За последние 100 лет ни одна смена режима в России не была осуществлена в результате выборов, ни один правитель не лишился власти потому, что его не избрали, и ни один правитель не пришел к власти потому, что победил на выборах. Наоборот, победа на выборах всегда была следствием ранее случившегося фактического перераспределения власти. Нет никаких оснований полагать, что завтра это будет выглядеть как-то иначе, чем вчера.

Как следствие, которое одновременно является и причиной, в России отсутствует электоральная культура. Здесь много голосующих, да мало избранных. Это значит, что население не связывает стремление к переменам (или наоборот – стремление ничего не менять) с той или иной электоральной стратегией. То есть, голосуя, люди, как правило, не увязывают ни само это действие, ни свой персональный выбор с ожиданиями реальной смены власти. Они не верят, что таким образом можно кого-то заставить отказаться от власти или, наоборот, привести к власти.

Люди убеждены, что реальные перемены во власти наступают вследствие действия каких-то иных факторов. Поэтому в лучшем случае голосование в России – это способ выражения отношения к власти, в худшем – ритуал, смысл которого большинству участвующих в нем остается недоступным. Тех, кто искренне верит, что его выбор что-то решает, что его участие в голосовании приведет к реальным политическим изменениям, и поэтому относится к выборам серьезно, в России ничтожно мало, что не позволяет пока рассматривать выборы как эффективный механизм обновления политической элиты и разрешения межэлитных конфликтов.

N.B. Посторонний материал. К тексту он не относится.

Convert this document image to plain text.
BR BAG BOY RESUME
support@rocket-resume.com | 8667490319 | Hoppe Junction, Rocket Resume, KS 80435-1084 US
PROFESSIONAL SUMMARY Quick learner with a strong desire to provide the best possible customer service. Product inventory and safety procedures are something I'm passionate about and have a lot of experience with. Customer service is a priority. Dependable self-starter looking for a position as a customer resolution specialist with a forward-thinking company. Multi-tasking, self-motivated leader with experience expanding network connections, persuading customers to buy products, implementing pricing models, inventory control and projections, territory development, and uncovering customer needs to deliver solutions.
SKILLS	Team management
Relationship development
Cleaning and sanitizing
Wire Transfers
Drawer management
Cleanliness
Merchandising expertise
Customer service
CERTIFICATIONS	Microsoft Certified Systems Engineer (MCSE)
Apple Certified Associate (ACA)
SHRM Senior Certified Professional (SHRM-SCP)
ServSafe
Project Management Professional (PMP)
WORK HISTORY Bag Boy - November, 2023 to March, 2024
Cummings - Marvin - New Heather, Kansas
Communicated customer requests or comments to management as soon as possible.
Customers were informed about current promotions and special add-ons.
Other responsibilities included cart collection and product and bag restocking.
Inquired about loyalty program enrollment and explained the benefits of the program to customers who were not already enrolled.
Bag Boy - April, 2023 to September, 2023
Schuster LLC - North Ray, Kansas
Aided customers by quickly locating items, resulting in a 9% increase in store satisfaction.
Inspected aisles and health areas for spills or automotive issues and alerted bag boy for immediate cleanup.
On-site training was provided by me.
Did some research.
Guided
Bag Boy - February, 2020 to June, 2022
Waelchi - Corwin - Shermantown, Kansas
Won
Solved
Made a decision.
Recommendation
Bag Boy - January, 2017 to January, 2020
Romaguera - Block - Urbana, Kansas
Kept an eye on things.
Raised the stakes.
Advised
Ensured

Плебисцит или анти-плебисцит?

Выборы в России – это о другом. Как правило, они являются формой плебисцита о доверии власти, проводимого самой же властью. В отдельных случаях она вообще «приватизирует» избирательный процесс, рассматривая выборы как один из мобилизационных механизмов. В большинстве случаев они являются для власти «нежелательным политическим явлением», которое, тем не менее, нельзя по закону таковым признать. Конечно, власти было бы проще вообще обходиться без выборов, но они стали частью «культурного наследия», от которого не так просто избавиться, хотя бы чисто психологически. Выборы пока нельзя «отыграть», поэтому их приходится «обыгрывать».

Как это ни парадоксально, оппозиция действует в том же ключе. Только если власть стремится превратить выборы в плебисцит, оппозиция хочет сделать из них «анти-плебисцит» – референдум о вотуме недоверия власти. Выборы для оппозиции – это не способ завоевать власть, а повод доставить действующей власти неудобства: настолько большие, насколько ситуация позволяет. Все разнообразие электоральных стратегий оппозиции пока сводится к мысли о том, как бы поизощреннее испортить власти ее «электоральный праздник».